CNN, unprofessionally, did a package in which it attached social media videos to what could have been an educational piece of journalism. A satellite image showed the army leaving their base in two pick-up vans. It showed them fire into the sky, but sadly the unverified social media videos attached to that package ruined it.
It reeks of prejudice and bias. CNN is desperate to show that the Nigerian government massacred young people and, sadly, they neglected their ethos. There was an image of an old man in native attire covered in blood. That man must have a relative somewhere. Did the soldiers take his body away? If he is dead, who was he? He must have friends or family members.
One important question to ask is why the satellite image, which showed the army drive to the toll gate couldn’t show the army picking up bodies or dropping them somewhere. There should be an image showing people on the floor, dead as a result of a massacre. Some observers have said that the federal government should not have confronted CNN.

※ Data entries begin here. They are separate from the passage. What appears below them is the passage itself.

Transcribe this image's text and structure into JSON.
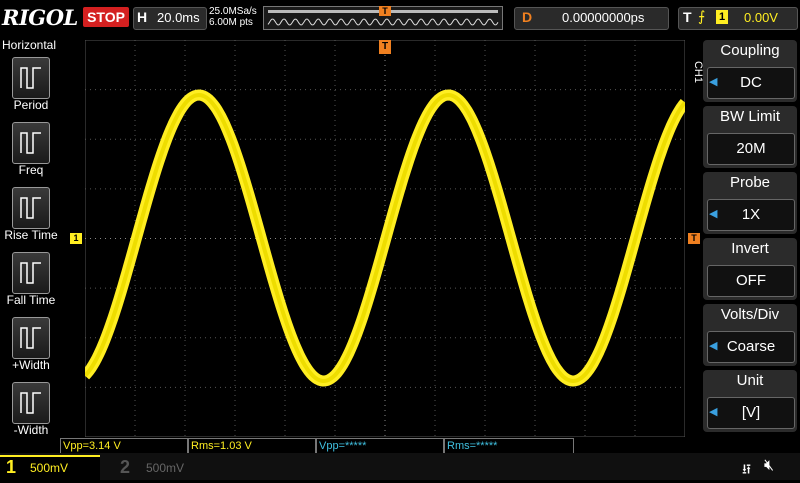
{
  "topbar": {
    "logo": "RIGOL",
    "run_state": "STOP",
    "h_letter": "H",
    "timebase": "20.0ms",
    "sample_rate": "25.0MSa/s",
    "memory_depth": "6.00M pts",
    "d_letter": "D",
    "delay": "0.00000000ps",
    "t_letter": "T",
    "trigger_source": "1",
    "trigger_level": "0.00V",
    "trigger_pos_marker": "T"
  },
  "left_menu": {
    "title": "Horizontal",
    "items": [
      {
        "label": "Period",
        "icon": "period-icon"
      },
      {
        "label": "Freq",
        "icon": "freq-icon"
      },
      {
        "label": "Rise Time",
        "icon": "rise-time-icon"
      },
      {
        "label": "Fall Time",
        "icon": "fall-time-icon"
      },
      {
        "label": "+Width",
        "icon": "pos-width-icon"
      },
      {
        "label": "-Width",
        "icon": "neg-width-icon"
      }
    ]
  },
  "right_menu": {
    "channel_tag": "CH1",
    "items": [
      {
        "title": "Coupling",
        "value": "DC"
      },
      {
        "title": "BW Limit",
        "value": "20M"
      },
      {
        "title": "Probe",
        "value": "1X"
      },
      {
        "title": "Invert",
        "value": "OFF"
      },
      {
        "title": "Volts/Div",
        "value": "Coarse"
      },
      {
        "title": "Unit",
        "value": "[V]"
      }
    ]
  },
  "markers": {
    "ch1_ground": "1",
    "trig_level": "T",
    "trig_pos": "T"
  },
  "measurements": [
    {
      "text": "Vpp=3.14 V",
      "color": "#ffee22"
    },
    {
      "text": "Rms=1.03 V",
      "color": "#ffee22"
    },
    {
      "text": "Vpp=*****",
      "color": "#40c0e0"
    },
    {
      "text": "Rms=*****",
      "color": "#40c0e0"
    }
  ],
  "bottom": {
    "ch1_num": "1",
    "ch1_scale": "500mV",
    "ch2_num": "2",
    "ch2_scale": "500mV"
  },
  "colors": {
    "ch1": "#ffee22",
    "trigger": "#f08020",
    "stop": "#d42020"
  }
}
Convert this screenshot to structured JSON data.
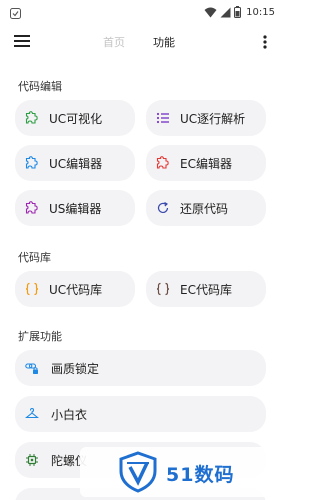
{
  "status_bar": {
    "time": "10:15"
  },
  "app_bar": {
    "tabs": [
      {
        "label": "首页",
        "active": false
      },
      {
        "label": "功能",
        "active": true
      }
    ]
  },
  "sections": [
    {
      "title": "代码编辑",
      "items": [
        {
          "label": "UC可视化",
          "icon": "puzzle-icon",
          "color": "#2e9e45"
        },
        {
          "label": "UC逐行解析",
          "icon": "list-icon",
          "color": "#7d3cc8"
        },
        {
          "label": "UC编辑器",
          "icon": "puzzle-icon",
          "color": "#1e88e5"
        },
        {
          "label": "EC编辑器",
          "icon": "puzzle-icon",
          "color": "#e53935"
        },
        {
          "label": "US编辑器",
          "icon": "puzzle-icon",
          "color": "#9c27b0"
        },
        {
          "label": "还原代码",
          "icon": "refresh-icon",
          "color": "#3949ab"
        }
      ]
    },
    {
      "title": "代码库",
      "items": [
        {
          "label": "UC代码库",
          "icon": "braces-icon",
          "color": "#f39c12"
        },
        {
          "label": "EC代码库",
          "icon": "braces-icon",
          "color": "#6d4c41"
        }
      ]
    },
    {
      "title": "扩展功能",
      "items": [
        {
          "label": "画质锁定",
          "icon": "link-lock-icon",
          "color": "#1e88e5"
        },
        {
          "label": "小白衣",
          "icon": "hanger-icon",
          "color": "#1e88e5"
        },
        {
          "label": "陀螺仪",
          "icon": "chip-icon",
          "color": "#2e7d32"
        }
      ]
    }
  ],
  "watermark": {
    "text": "51数码",
    "color": "#1e6fd0"
  }
}
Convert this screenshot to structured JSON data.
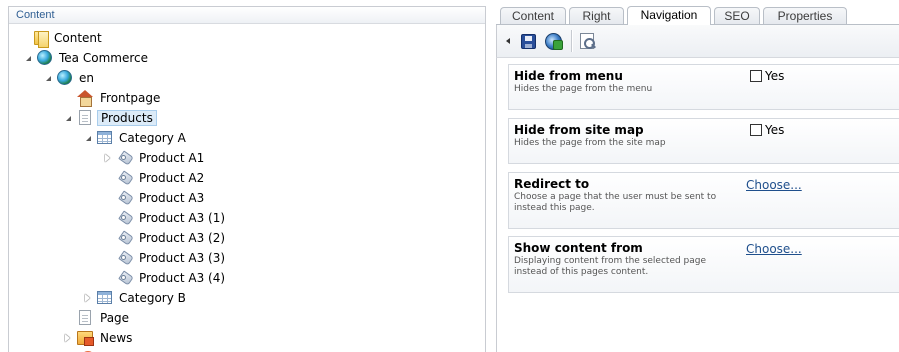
{
  "tree": {
    "header": "Content",
    "items": [
      {
        "label": "Content",
        "icon": "folder-icon",
        "arrow": "none"
      },
      {
        "label": "Tea Commerce",
        "icon": "globe-icon",
        "arrow": "expanded"
      },
      {
        "label": "en",
        "icon": "globe-icon",
        "arrow": "expanded"
      },
      {
        "label": "Frontpage",
        "icon": "home-icon",
        "arrow": "none"
      },
      {
        "label": "Products",
        "icon": "page-icon",
        "arrow": "expanded",
        "selected": true
      },
      {
        "label": "Category A",
        "icon": "grid-icon",
        "arrow": "expanded"
      },
      {
        "label": "Product A1",
        "icon": "tag-icon",
        "arrow": "collapsed"
      },
      {
        "label": "Product A2",
        "icon": "tag-icon",
        "arrow": "none"
      },
      {
        "label": "Product A3",
        "icon": "tag-icon",
        "arrow": "none"
      },
      {
        "label": "Product A3 (1)",
        "icon": "tag-icon",
        "arrow": "none"
      },
      {
        "label": "Product A3 (2)",
        "icon": "tag-icon",
        "arrow": "none"
      },
      {
        "label": "Product A3 (3)",
        "icon": "tag-icon",
        "arrow": "none"
      },
      {
        "label": "Product A3 (4)",
        "icon": "tag-icon",
        "arrow": "none"
      },
      {
        "label": "Category B",
        "icon": "grid-icon",
        "arrow": "collapsed"
      },
      {
        "label": "Page",
        "icon": "page-icon",
        "arrow": "none"
      },
      {
        "label": "News",
        "icon": "news-icon",
        "arrow": "collapsed"
      }
    ]
  },
  "tabs": [
    {
      "label": "Content"
    },
    {
      "label": "Right"
    },
    {
      "label": "Navigation",
      "active": true
    },
    {
      "label": "SEO"
    },
    {
      "label": "Properties"
    }
  ],
  "toolbar": {
    "icons": [
      "collapse-arrow-icon",
      "save-icon",
      "save-and-publish-icon",
      "preview-icon"
    ]
  },
  "properties": [
    {
      "title": "Hide from menu",
      "description": "Hides the page from the menu",
      "control": "checkbox",
      "value": "Yes"
    },
    {
      "title": "Hide from site map",
      "description": "Hides the page from the site map",
      "control": "checkbox",
      "value": "Yes"
    },
    {
      "title": "Redirect to",
      "description": "Choose a page that the user must be sent to instead this page.",
      "control": "link",
      "value": "Choose..."
    },
    {
      "title": "Show content from",
      "description": "Displaying content from the selected page instead of this pages content.",
      "control": "link",
      "value": "Choose..."
    }
  ],
  "colors": {
    "selected_bg": "#dcebf8",
    "link": "#1f4f8c",
    "header_text": "#305f93"
  }
}
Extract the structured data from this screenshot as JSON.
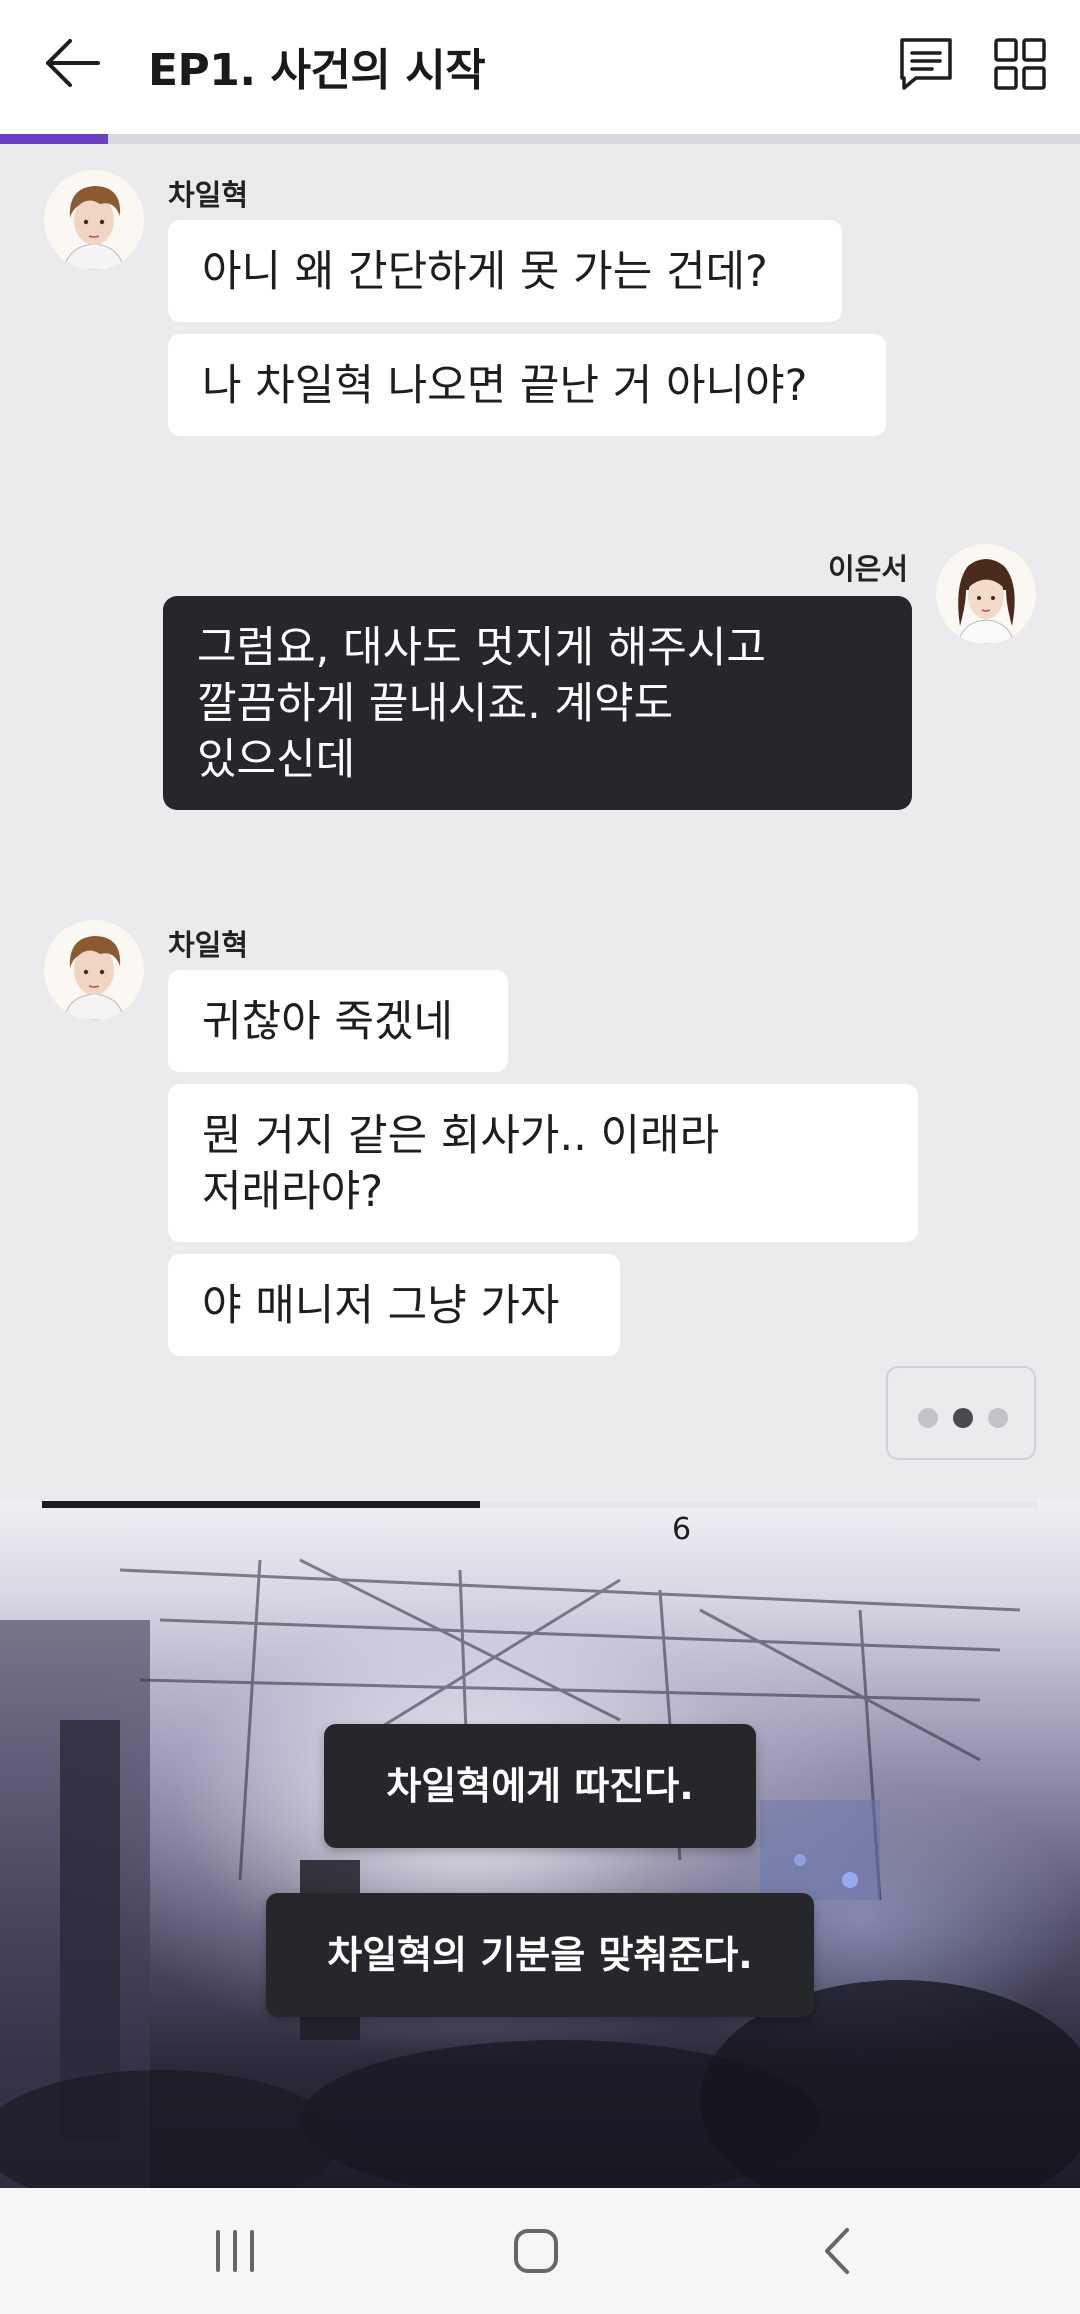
{
  "header": {
    "title": "EP1. 사건의 시작",
    "episode_progress": 0.1
  },
  "chat": {
    "groups": [
      {
        "speaker": "차일혁",
        "side": "left",
        "messages": [
          "아니 왜 간단하게 못 가는 건데?",
          "나 차일혁 나오면 끝난 거 아니야?"
        ]
      },
      {
        "speaker": "이은서",
        "side": "right",
        "messages": [
          "그럼요, 대사도 멋지게 해주시고\n깔끔하게 끝내시죠. 계약도\n있으신데"
        ]
      },
      {
        "speaker": "차일혁",
        "side": "left",
        "messages": [
          "귀찮아 죽겠네",
          "뭔 거지 같은 회사가.. 이래라\n저래라야?",
          "야 매니저 그냥 가자"
        ]
      }
    ],
    "typing_indicator_active_dot": 2
  },
  "choice_panel": {
    "timer_value": "6",
    "timer_progress": 0.44,
    "choices": [
      "차일혁에게 따진다.",
      "차일혁의 기분을 맞춰준다."
    ]
  },
  "colors": {
    "accent": "#6b3ec6",
    "dark_bubble": "#26272b",
    "background": "#ebebed"
  },
  "icons": {
    "back": "back-arrow-icon",
    "chat": "chat-list-icon",
    "grid": "grid-menu-icon",
    "nav_recent": "recent-apps-icon",
    "nav_home": "home-icon",
    "nav_back": "nav-back-icon"
  }
}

I disagree. What Nigeria has done through the Minister of Information and Culture, Alhaji Lai Mohammed, is within its rights. CNN has a duty to investigate its reports thoroughly and present such reports with facts and figures, not mere eyewitness accounts and doubtful social media videos that have failed the simple test of integrity. CNN must substantiate its claims, not repeating the offence.
–Omojoye wrote from Palmgroove, Lagos.